In qualche modo mi ha ricordato il concept dell'americano Whole Foods, approdato anche qui in terra Angla. Il punto e' che nei 4 piani, protagonista assoluta e' l'Italia e il suo variegato patrimonio culinario, mentre in uno degli, pur altrettanto grandi Whole Foods, si trovano prodotti di cucine di tutto il mondo che riescono nell'intento di riempire decine di scaffali.

Una paragone del genere vuole solo mettere l'accento sull'unicita' e la ricchezza di un Paese ultimamente troppo bistrattato e beffeggiato anche dai suoi stessi cittadini.
La scelta di mostrare al mondo il meglio della piccola e grande produzione enogastronomica italiana, rappresentata da marchi storici e da piccole produzioni di nicchia, e' un modello che si potrebbe e soprattutto dovrebbe seguire per promuovere altre eccellenze italiane.

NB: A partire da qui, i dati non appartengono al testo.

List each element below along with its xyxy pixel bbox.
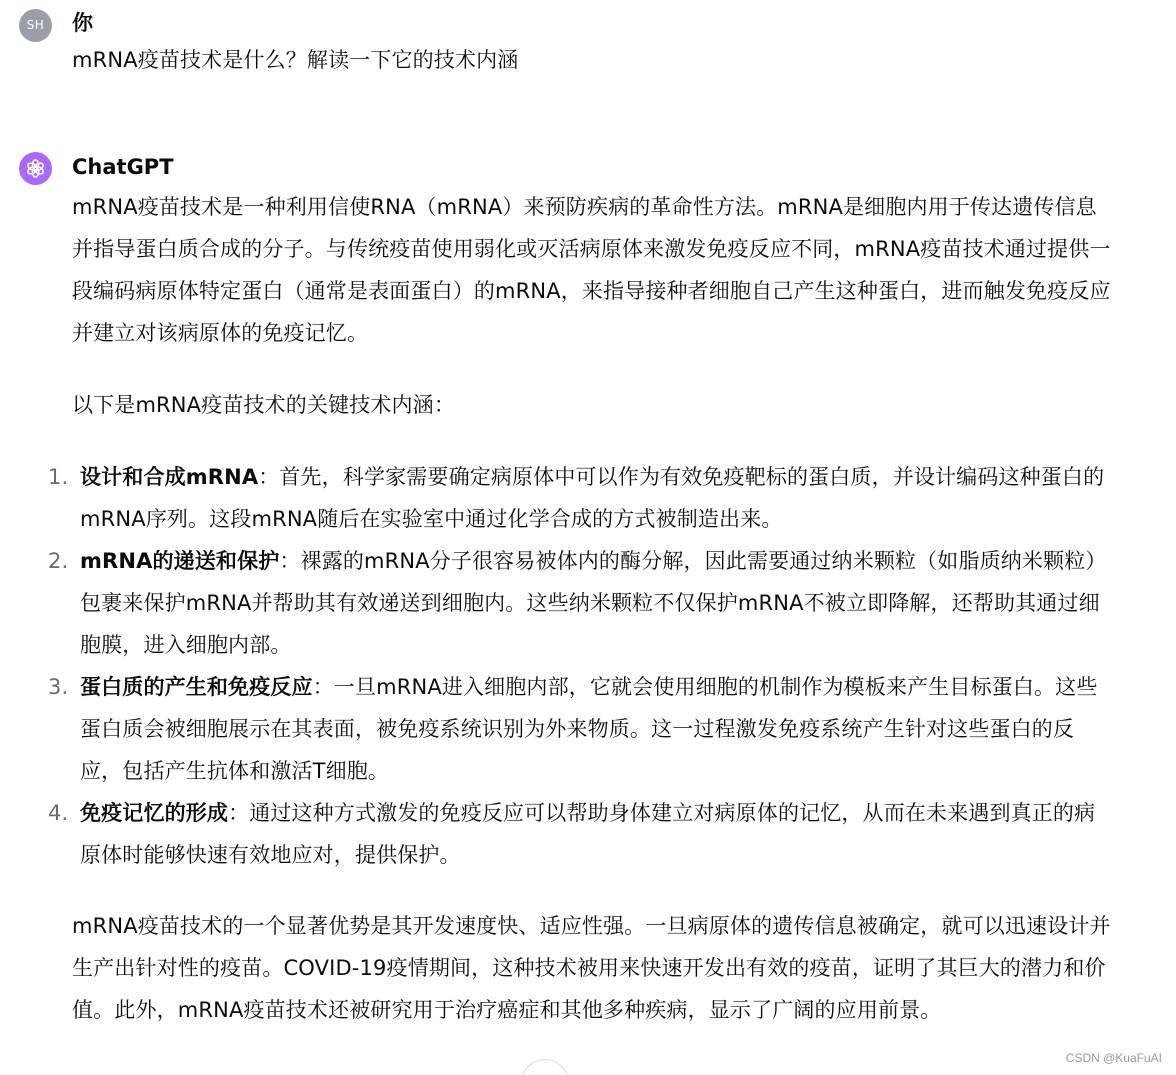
assistant-paragraph-intro: mRNA疫苗技术是一种利用信使RNA（mRNA）来预防疾病的革命性方法。mRNA是细胞内用于传达遗传信息并指导蛋白质合成的分子。与传统疫苗使用弱化或灭活病原体来激发免疫反应不同，mRNA疫苗技术通过提供一段编码病原体特定蛋白（通常是表面蛋白）的mRNA，来指导接种者细胞自己产生这种蛋白，进而触发免疫反应并建立对该病原体的免疫记忆。 bbox=[72, 195, 1111, 345]
list-item-text: ：一旦mRNA进入细胞内部，它就会使用细胞的机制作为模板来产生目标蛋白。这些蛋白质会被细胞展示在其表面，被免疫系统识别为外来物质。这一过程激发免疫系统产生针对这些蛋白的反应，包括产生抗体和激活T细胞。 bbox=[80, 675, 1098, 783]
list-item-number: 2. bbox=[48, 549, 69, 573]
user-message: mRNA疫苗技术是什么？解读一下它的技术内涵 bbox=[72, 48, 519, 72]
openai-logo-icon bbox=[24, 157, 47, 180]
list-item-term: mRNA的递送和保护 bbox=[80, 549, 280, 573]
user-avatar bbox=[19, 9, 52, 42]
list-item-term: 蛋白质的产生和免疫反应 bbox=[80, 675, 313, 699]
list-item-text: ：首先，科学家需要确定病原体中可以作为有效免疫靶标的蛋白质，并设计编码这种蛋白的mRNA序列。这段mRNA随后在实验室中通过化学合成的方式被制造出来。 bbox=[80, 465, 1105, 531]
list-item-number: 3. bbox=[48, 675, 69, 699]
list-item bbox=[45, 792, 1115, 876]
user-avatar-initials: SH bbox=[26, 18, 45, 32]
watermark: CSDN @KuaFuAI bbox=[1065, 1051, 1162, 1065]
user-name: 你 bbox=[72, 11, 93, 35]
assistant-list-intro: 以下是mRNA疫苗技术的关键技术内涵： bbox=[72, 393, 455, 417]
technical-points-list bbox=[45, 456, 1115, 876]
assistant-avatar bbox=[19, 152, 52, 185]
list-item bbox=[45, 666, 1115, 792]
list-item bbox=[45, 540, 1115, 666]
list-item bbox=[45, 456, 1115, 540]
list-item-text: ：通过这种方式激发的免疫反应可以帮助身体建立对病原体的记忆，从而在未来遇到真正的病原体时能够快速有效地应对，提供保护。 bbox=[80, 801, 1096, 867]
scroll-down-button[interactable] bbox=[521, 1059, 569, 1075]
assistant-name: ChatGPT bbox=[72, 155, 174, 179]
list-item-term: 免疫记忆的形成 bbox=[80, 801, 229, 825]
list-item-number: 1. bbox=[48, 465, 69, 489]
list-item-text: ：裸露的mRNA分子很容易被体内的酶分解，因此需要通过纳米颗粒（如脂质纳米颗粒）包裹来保护mRNA并帮助其有效递送到细胞内。这些纳米颗粒不仅保护mRNA不被立即降解，还帮助其通过细胞膜，进入细胞内部。 bbox=[80, 549, 1107, 657]
list-item-term: 设计和合成mRNA bbox=[80, 465, 259, 489]
list-item-number: 4. bbox=[48, 801, 69, 825]
assistant-paragraph-conclusion: mRNA疫苗技术的一个显著优势是其开发速度快、适应性强。一旦病原体的遗传信息被确定，就可以迅速设计并生产出针对性的疫苗。COVID-19疫情期间，这种技术被用来快速开发出有效的疫苗，证明了其巨大的潜力和价值。此外，mRNA疫苗技术还被研究用于治疗癌症和其他多种疾病，显示了广阔的应用前景。 bbox=[72, 914, 1111, 1022]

Accogliere e guidare il consumatore e l'appassionato di cibo in un viaggio attraverso il nostro paese, non declamando primati ma facendoli assaggiare e lasciando la possibilita' di portarseli a casa e' quello che ho visto a Eataly.



E sull'onda di questa idea sono felice di condividere con voi la conoscenza di un artigiano del gelato che predica e non solo, gli stessi valori. 

Nella vecchia e sgangherata Roma del mio cuore, nel quartiere San Lorenzo, c'e' ora il Gelataccio.
Il meglio degli ingredienti del Lazio, quando possibile, danno vita al gelato alle fragole di Terracina, al caffe' di Sant'Eustachio, alla ricotta D.O.P. di Rieti con l'anice, alla ciliegia Cerasa di Palombara Sabina o alle nocciole dei Monti Cimini.
Gli fanno compagnia ingredienti ormai internazionalmente riconosciuti come il Pistacchio di Bronte certificato o il marsala siciliano per aromatizzare lo "Zabaione Vecchio Marsala".
 Il tutto puo' essere gustato mangiando da coppette e cucchiaini della Minimo Impatto, azienda di Fiano Romano che fa prodotti biodegradabili e compostabili.
Insomma, con un po' di anticipo sulla tabella di marcia delle stagioni, io andrei a dare un'"assaggiata" per supportare un mastro gelataio onesto che crede in quello che fa e soprattutto per gustarvi un po' di quella Roma sparita che amo tanto.